Scientists from the Stowers Institute for Medical Research say they have created a new way to quickly and efficiently define individual protein associations. Their study (“Topological scoring of protein interaction networks”), published in Nature Communications, shows how the topological scoring (TopS) algorithm, created by Stowers researchers, can, by combining data sets, identify proteins that come together, according to the team.

cluster map
A cluster map showing the profiles of bait proteins (rows) that associate with human DNA repair and epigenetic proteins (columns) based on high topological scoring (TopS) values. Yellow (high TopS score) indicates a higher protein interaction preference. [Washburn Lab, Stowers Institute for Medical Research]
Not only does this help researchers identify how proteins perform biological functions or carry out biological processes, the algorithm can be applied to previously generated biological data and potentially other areas of science to glean new information, explained the scientists.

“It remains a significant challenge to define individual protein associations within networks where an individual protein can directly interact with other proteins and/or be part of large complexes, which contain functional modules. Here we demonstrate the topological scoring (TopS) algorithm for the analysis of quantitative proteomic datasets from affinity purifications,” they wrote.

“Data is analyzed in a parallel fashion where a prey protein is scored in an individual affinity purification by aggregating information from the entire dataset. Topological scores span a broad range of values indicating the enrichment of an individual protein in every bait protein purification. TopS is applied to interaction networks derived from human DNA repair proteins and yeast chromatin remodeling complexes. TopS highlights potential direct protein interactions and modules within complexes. TopS is a rapid method for the efficient and informative computational analysis of datasets, is complementary to existing analysis pipelines, and provides important insights into protein interaction networks.”

The approach is similar to looking at the activities and interactions of all the individuals in a community and then selecting out the most meaningful interactions, some which may be very rare. The researchers are looking for the biological equivalent of two individuals who may be the only two in the entire community that participate in an important interaction.

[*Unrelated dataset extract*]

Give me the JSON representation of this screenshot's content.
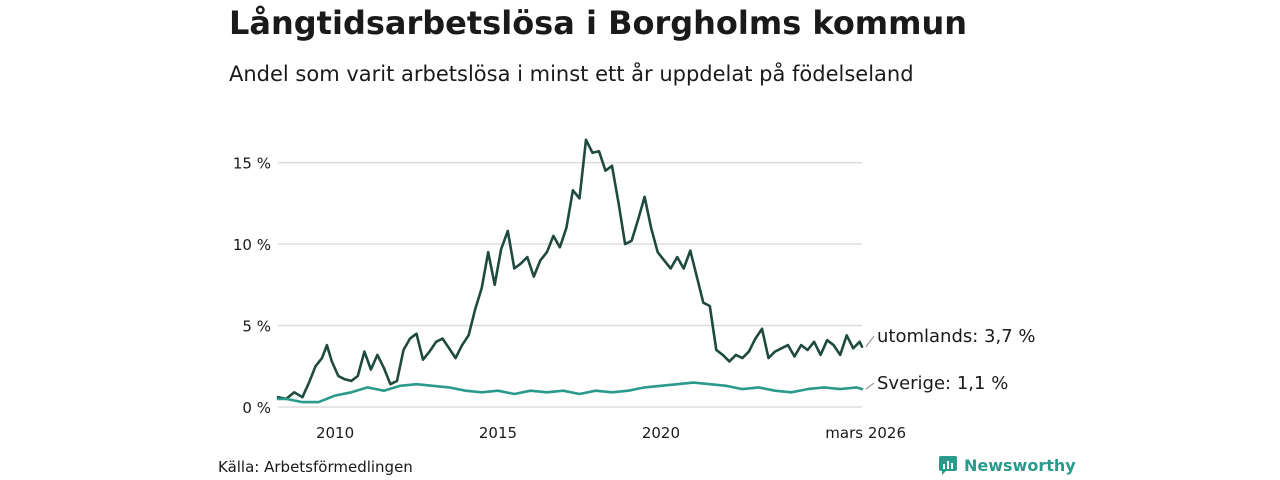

“It’s a form of big data analysis that we are applying to proteomics data to identify and understand protein interaction networks,” said Michael Washburn, PhD, director of the Stowers Proteomics Center. “It’s complementary to a lot of techniques already in use so it can be used to ask and answer new questions.”

Protein data sets can be challenging to examine for meaningful information because they are so large. “You have thousands of proteins to look at,” said Mihaela Sardiu, PhD, a senior research specialist at Stowers. Understanding how a wide variety of proteins come together to do something, like repair DNA, is a difficult problem. “We wanted to simplify the problem.”

That meant instead of taking an overall view of everything, they hunted for less common events. Researchers did this by looking for bait (proteins that are already known to be involved in processes of interest) and prey (proteins that could interact with bait proteins) to see how they interacted in human DNA repair and yeast chromatin remodeling complexes. Through TopS, data is analyzed in a parallel fashion, meaning that data from several biologically-related baits are considered at the same time.

A key attribute of TopS is the ability to evaluate the preference of a prey protein for a bait relative to other baits. “Instead of calculating a score by concentrating only information of a single bait, we now aggregate information from the entire data set,” explained Sardiu.

Washburn and Sardiu believe that TopS can be applied to a wide range of data sets beyond proteomics, in both basic research and beyond. Sardiu sees potential in using it for healthcare data, where physicians might be able to compare a patient’s health to others, like being able to tell if a patient’s disease is “really advanced compared to others or not,” she said.

The team has also published these findings on Github, a computer code repository, because they want to offer other researchers the opportunity to test the algorithm and see how they can apply it to their own projects.

“We’re excited to see how far this can go. It’s a potentially high impact tool and we want to see what other creative and innovative people can come up with,” said Washburn. “We think this is a really valuable potential tool for a lot of people out there who struggle with the challenge of sorting through very large-scale data.”